Dalam teori Spiral of Silence yang dikemukakan Elisabeth Noelle-Neumann, diam bukanlah kondisi netral. Diam adalah hasil dari rasa takut—takut dikucilkan, takut diserang, takut dianggap berlebihan atau politis. Ketika opini tertentu terus-menerus didengungkan sebagai “normal”, “aman”, dan “baik-baik saja”, sementara opini kritis ditekan atau dipatahkan, maka yang terjadi bukan konsensus, melainkan ilusi persetujuan publik.
Inilah yang terjadi dalam isu banjir Sumatera.
Narasi pemerintah yang menyebut situasi “terkendali” dan “masih bisa ditangani” berulang kali disuarakan melalui kanal resmi dan media arus utama. Dalam kerangka Spiral of Silence, pengulangan ini membentuk iklim opini dominan—seolah-olah semua orang sepakat bahwa banjir ini bukan masalah serius. Akibatnya, masyarakat yang mengalami penderitaan langsung, atau netizen yang melihat kejanggalan struktural di balik bencana tersebut, mulai ragu untuk bersuara. Mereka takut dianggap membesar-besarkan, menunggangi isu, atau bahkan anti-pemerintah.
Di sinilah urgensi untuk berisik menjadi krusial.
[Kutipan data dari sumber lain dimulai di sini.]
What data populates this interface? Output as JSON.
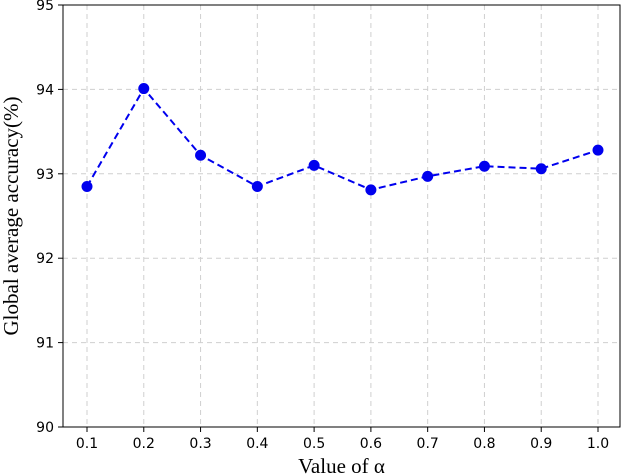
{
  "chart_data": {
    "type": "line",
    "xlabel": "Value of α",
    "ylabel": "Global average accuracy(%)",
    "x": [
      0.1,
      0.2,
      0.3,
      0.4,
      0.5,
      0.6,
      0.7,
      0.8,
      0.9,
      1.0
    ],
    "x_tick_labels": [
      "0.1",
      "0.2",
      "0.3",
      "0.4",
      "0.5",
      "0.6",
      "0.7",
      "0.8",
      "0.9",
      "1.0"
    ],
    "y_ticks": [
      90,
      91,
      92,
      93,
      94,
      95
    ],
    "ylim": [
      90,
      95
    ],
    "grid": true,
    "series": [
      {
        "values": [
          92.85,
          94.01,
          93.22,
          92.85,
          93.1,
          92.81,
          92.97,
          93.09,
          93.06,
          93.28
        ],
        "color": "#0000ee",
        "line_style": "dashed",
        "marker": "circle"
      }
    ]
  }
}
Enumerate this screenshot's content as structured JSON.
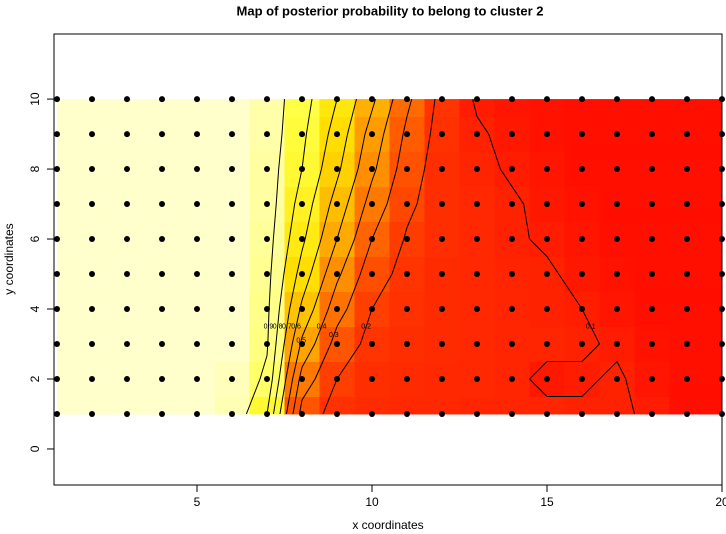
{
  "chart_data": {
    "type": "contour",
    "title": "Map of posterior probability to belong to cluster  2",
    "x_label": "x coordinates",
    "y_label": "y coordinates",
    "xlim": [
      0.914,
      20
    ],
    "ylim": [
      -1.03,
      11.86
    ],
    "xticks": [
      5,
      10,
      15,
      20
    ],
    "yticks": [
      0,
      2,
      4,
      6,
      8,
      10
    ],
    "grid_x": [
      1,
      2,
      3,
      4,
      5,
      6,
      7,
      8,
      9,
      10,
      11,
      12,
      13,
      14,
      15,
      16,
      17,
      18,
      19,
      20
    ],
    "grid_y": [
      1,
      2,
      3,
      4,
      5,
      6,
      7,
      8,
      9,
      10
    ],
    "zlim": [
      0,
      1
    ],
    "colors": [
      "#ff0000",
      "#ff3300",
      "#ff7000",
      "#ffaa00",
      "#ffe000",
      "#ffff40",
      "#ffffcc"
    ],
    "contour_levels": [
      0.1,
      0.2,
      0.3,
      0.4,
      0.5,
      0.6,
      0.7,
      0.8,
      0.9
    ],
    "point_color": "#000000",
    "z": [
      [
        1,
        1,
        1,
        1,
        1,
        0.97,
        0.8,
        0.26,
        0.16,
        0.14,
        0.13,
        0.13,
        0.12,
        0.12,
        0.12,
        0.11,
        0.11,
        0.09,
        0.05,
        0.05
      ],
      [
        1,
        1,
        1,
        1,
        1,
        0.98,
        0.88,
        0.36,
        0.2,
        0.15,
        0.14,
        0.13,
        0.13,
        0.12,
        0.08,
        0.09,
        0.11,
        0.07,
        0.05,
        0.05
      ],
      [
        1,
        1,
        1,
        1,
        1,
        1,
        0.91,
        0.48,
        0.26,
        0.17,
        0.15,
        0.14,
        0.13,
        0.12,
        0.12,
        0.11,
        0.09,
        0.06,
        0.05,
        0.05
      ],
      [
        1,
        1,
        1,
        1,
        1,
        1,
        0.92,
        0.58,
        0.34,
        0.2,
        0.16,
        0.14,
        0.13,
        0.12,
        0.11,
        0.1,
        0.07,
        0.05,
        0.05,
        0.05
      ],
      [
        1,
        1,
        1,
        1,
        1,
        1,
        0.93,
        0.66,
        0.42,
        0.24,
        0.17,
        0.14,
        0.13,
        0.12,
        0.11,
        0.08,
        0.06,
        0.05,
        0.05,
        0.05
      ],
      [
        1,
        1,
        1,
        1,
        1,
        1,
        0.94,
        0.72,
        0.5,
        0.3,
        0.19,
        0.15,
        0.13,
        0.11,
        0.09,
        0.07,
        0.05,
        0.05,
        0.05,
        0.05
      ],
      [
        1,
        1,
        1,
        1,
        1,
        1,
        0.95,
        0.76,
        0.56,
        0.36,
        0.22,
        0.15,
        0.13,
        0.11,
        0.08,
        0.06,
        0.05,
        0.05,
        0.05,
        0.05
      ],
      [
        1,
        1,
        1,
        1,
        1,
        1,
        0.95,
        0.8,
        0.62,
        0.42,
        0.25,
        0.15,
        0.12,
        0.09,
        0.07,
        0.05,
        0.05,
        0.05,
        0.05,
        0.05
      ],
      [
        1,
        1,
        1,
        1,
        1,
        1,
        0.96,
        0.82,
        0.66,
        0.46,
        0.28,
        0.16,
        0.11,
        0.08,
        0.06,
        0.05,
        0.05,
        0.05,
        0.05,
        0.05
      ],
      [
        1,
        1,
        1,
        1,
        1,
        1,
        0.96,
        0.84,
        0.7,
        0.52,
        0.32,
        0.17,
        0.09,
        0.07,
        0.06,
        0.05,
        0.05,
        0.05,
        0.05,
        0.05
      ]
    ]
  }
}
Menurut teori Spiral of Silence, satu-satunya cara mematahkan dominasi opini mayoritas semu adalah dengan kehadiran suara keras, konsisten, dan terlihat. Ketika netizen—terutama influencer dengan jangkauan luas—terus menyuarakan realitas banjir, menampilkan bukti visual, kesaksian korban, serta mempertanyakan akar masalahnya, mereka sedang menciptakan iklim opini alternatif. Suara yang awalnya dianggap minoritas perlahan berubah menjadi sesuatu yang “aman untuk diucapkan”.
Berisik, dalam konteks ini, bukan sekadar ekspresi emosi, tetapi tindakan politis dan komunikatif untuk mencegah pembungkaman sistemik. Ketika influencer berbicara, mereka bukan hanya menyampaikan opini pribadi, melainkan memberi sinyal sosial kepada publik bahwa: “Kamu tidak sendirian. Aman untuk peduli. Aman untuk marah.”
Lebih jauh, Spiral of Silence menegaskan bahwa opini publik tidak selalu mencerminkan kebenaran objektif, melainkan persepsi tentang opini mayoritas. Maka, jika rakyat terus diam, kebohongan yang diulang akan tampak seperti kebenaran. Sebaliknya, jika rakyat terus berisik, kebohongan akan kehilangan ruang untuk bersembunyi.
Oleh karena itu, kita harus berisik soal banjir Sumatera bukan karena ingin melawan pemerintah semata, tetapi karena diam hanya akan memperpanjang spiral kebungkaman. Dalam teori ini, diam berarti ikut menjaga status quo, sementara berisik adalah upaya memulihkan keseimbangan wacana. Bukan untuk menang debat, melainkan untuk memastikan penderitaan tidak disapu ke bawah karpet narasi “baik-baik saja”.
Dalam konteks bencana, diam bukanlah netralitas. Diam adalah keberpihakan—kepada yang paling kuat suaranya.